2

I observe a really weird behaviour when using pool.map to call a method function. With only one process the behaviour is not the same as a simple for loop and we enter several times in the if not self.seeded: block whereas we should not. Here is the codes and outputs below :

import os
from multiprocessing import Pool


class MyClass(object):
    def __init__(self):
        self.seeded = False
        print("Constructor of MyClass called")

    def f(self, i):
        print("f called with", i)
        if not self.seeded:
            print("PID : {}, id(self.seeded) : {}, self.seeded : {}".format(os.getpid(), id(self.seeded), self.seeded))
            self.seeded = True

    def multi_call_pool_map(self):
        with Pool(processes=1) as pool:
            print("multi_call_pool_map with {} processes...".format(pool._processes))
            pool.map(self.f, range(10))

    def multi_call_for_loop(self):
        print("multi_call_for_loop ...")
        list_res = []
        for i in range(10):
            list_res.append(self.f(i))


if __name__ == "__main__":
    MyClass().multi_call_pool_map()

outputs :

Constructor of MyClass called
multi_call_pool_map with 1 processes...
f called with 0
PID : 18248, id(self.seeded) : 1864747472, self.seeded : False
f called with 1
f called with 2
f called with 3
PID : 18248, id(self.seeded) : 1864747472, self.seeded : False
f called with 4
f called with 5
f called with 6
PID : 18248, id(self.seeded) : 1864747472, self.seeded : False
f called with 7
f called with 8
f called with 9
PID : 18248, id(self.seeded) : 1864747472, self.seeded : False

And with the for loop :

if __name__ == "__main__":
    MyClass().multi_call_for_loop()

outputs :

Constructor of MyClass called
multi_call_for_loop ...
f called with 0
PID : 15840, id(self.seeded) : 1864747472, self.seeded : False
f called with 1
f called with 2
f called with 3
f called with 4
f called with 5
f called with 6
f called with 7
f called with 8
f called with 9

How can we explain the behaviour with pool.map (first case) ? I don't understand why we enter multiple times inside the if block because self.seeded is set to False only in the constructor and the constructor is called only once... (I have Python 3.6.8)

Ismael EL ATIFI
  • 1,939
  • 20
  • 16
  • 2
    It's because of the way Pool is chunking your input iterable. The chunksize for your setup will be 3, resulting in [3,3,3,1] chunks here.
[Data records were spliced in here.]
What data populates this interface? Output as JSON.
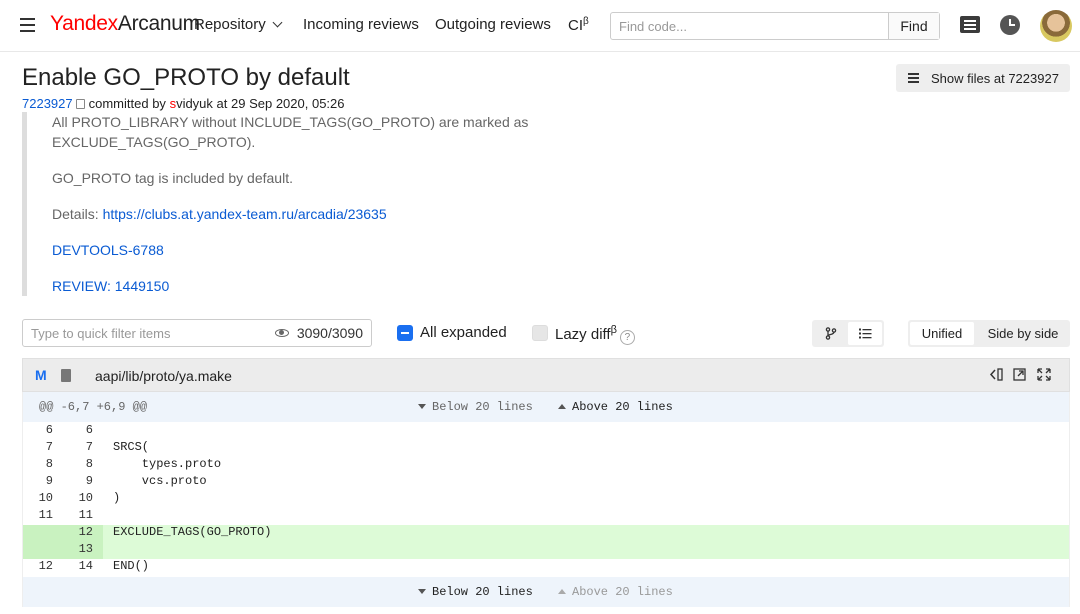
{
  "header": {
    "logo_brand": "Yandex",
    "logo_product": "Arcanum",
    "nav": [
      "Repository",
      "Incoming reviews",
      "Outgoing reviews",
      "CI"
    ],
    "ci_sup": "β",
    "search_placeholder": "Find code...",
    "find_label": "Find"
  },
  "commit": {
    "title": "Enable GO_PROTO by default",
    "hash": "7223927",
    "committed_by": "committed by",
    "author_first": "s",
    "author_rest": "vidyuk",
    "date": "at 29 Sep 2020, 05:26",
    "show_files_label": "Show files at 7223927",
    "message": {
      "line1": "All PROTO_LIBRARY without INCLUDE_TAGS(GO_PROTO) are marked as",
      "line2": "EXCLUDE_TAGS(GO_PROTO).",
      "line3": "GO_PROTO tag is included by default.",
      "details_label": "Details: ",
      "details_link": "https://clubs.at.yandex-team.ru/arcadia/23635",
      "ticket": "DEVTOOLS-6788",
      "review": "REVIEW: 1449150"
    }
  },
  "filter": {
    "placeholder": "Type to quick filter items",
    "count": "3090/3090",
    "all_expanded_label": "All expanded",
    "lazy_diff_label": "Lazy diff",
    "lazy_sup": "β",
    "help": "?",
    "view_unified": "Unified",
    "view_side": "Side by side"
  },
  "file": {
    "status": "M",
    "path": "aapi/lib/proto/ya.make",
    "hunk_header": "@@ -6,7 +6,9 @@",
    "below_label": "Below 20 lines",
    "above_label": "Above 20 lines",
    "lines": [
      {
        "l": "6",
        "r": "6",
        "code": ""
      },
      {
        "l": "7",
        "r": "7",
        "code": "SRCS("
      },
      {
        "l": "8",
        "r": "8",
        "code": "    types.proto"
      },
      {
        "l": "9",
        "r": "9",
        "code": "    vcs.proto"
      },
      {
        "l": "10",
        "r": "10",
        "code": ")"
      },
      {
        "l": "11",
        "r": "11",
        "code": ""
      },
      {
        "l": "",
        "r": "12",
        "code": "EXCLUDE_TAGS(GO_PROTO)"
      },
      {
        "l": "",
        "r": "13",
        "code": ""
      },
      {
        "l": "12",
        "r": "14",
        "code": "END()"
      }
    ]
  }
}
You can calculate it with `calc_chunksize()` in my answer [here](https://stackoverflow.com/q/53751050/9059420). – Darkonaut Jun 13 '19 at 13:46

2 Answers2

3

when running the code and also printing self inside f, we can see that before each time we enter the if clause, the instance actually changes:

    def f(self, i):
        print("f called with", i, "self is",self)
        if not self.seeded:
            print("PID : {}, id(self.seeded) : {}, self.seeded : {}".format(os.getpid(), id(self.seeded), self.seeded))
            self.seeded = True

this outputs:

Constructor of MyClass called
multi_call_pool_map with 1 processes...
f called with 0 self is <__main__.MyClass object at 0x7f30cd592b38>
PID : 22879, id(self.seeded) : 10744096, self.seeded : False
f called with 1 self is <__main__.MyClass object at 0x7f30cd592b38>
f called with 2 self is <__main__.MyClass object at 0x7f30cd592b38>
f called with 3 self is <__main__.MyClass object at 0x7f30cd592b00>
PID : 22879, id(self.seeded) : 10744096, self.seeded : False
f called with 4 self is <__main__.MyClass object at 0x7f30cd592b00>
f called with 5 self is <__main__.MyClass object at 0x7f30cd592b00>
f called with 6 self is <__main__.MyClass object at 0x7f30cd592ac8>
PID : 22879, id(self.seeded) : 10744096, self.seeded : False
f called with 7 self is <__main__.MyClass object at 0x7f30cd592ac8>
f called with 8 self is <__main__.MyClass object at 0x7f30cd592ac8>
f called with 9 self is <__main__.MyClass object at 0x7f30cd592a90>
PID : 22879, id(self.seeded) : 10744096, self.seeded : False

if you add chunksize=10 to .map() it will behave just like the for loop:

    def multi_call_pool_map(self):
        with Pool(processes=1) as pool:
            print("multi_call_pool_map with {} processes...".format(pool._processes))
            pool.map(self.f, range(10), chunksize=10)

this outputs:

Constructor of MyClass called
multi_call_pool_map with 1 processes...
f called with 0 self is <__main__.MyClass object at 0x7fd175093b00>
PID : 22972, id(self.seeded) : 10744096, self.seeded : False
f called with 1 self is <__main__.MyClass object at 0x7fd175093b00>
f called with 2 self is <__main__.MyClass object at 0x7fd175093b00>
f called with 3 self is <__main__.MyClass object at 0x7fd175093b00>
f called with 4 self is <__main__.MyClass object at 0x7fd175093b00>
f called with 5 self is <__main__.MyClass object at 0x7fd175093b00>
f called with 6 self is <__main__.MyClass object at 0x7fd175093b00>
f called with 7 self is <__main__.MyClass object at 0x7fd175093b00>
f called with 8 self is <__main__.MyClass object at 0x7fd175093b00>
f called with 9 self is <__main__.MyClass object at 0x7fd175093b00>

exactly why this happens is a very elaborate implementation detail and has to do with how multiprocessing shares data between processes in the same pool.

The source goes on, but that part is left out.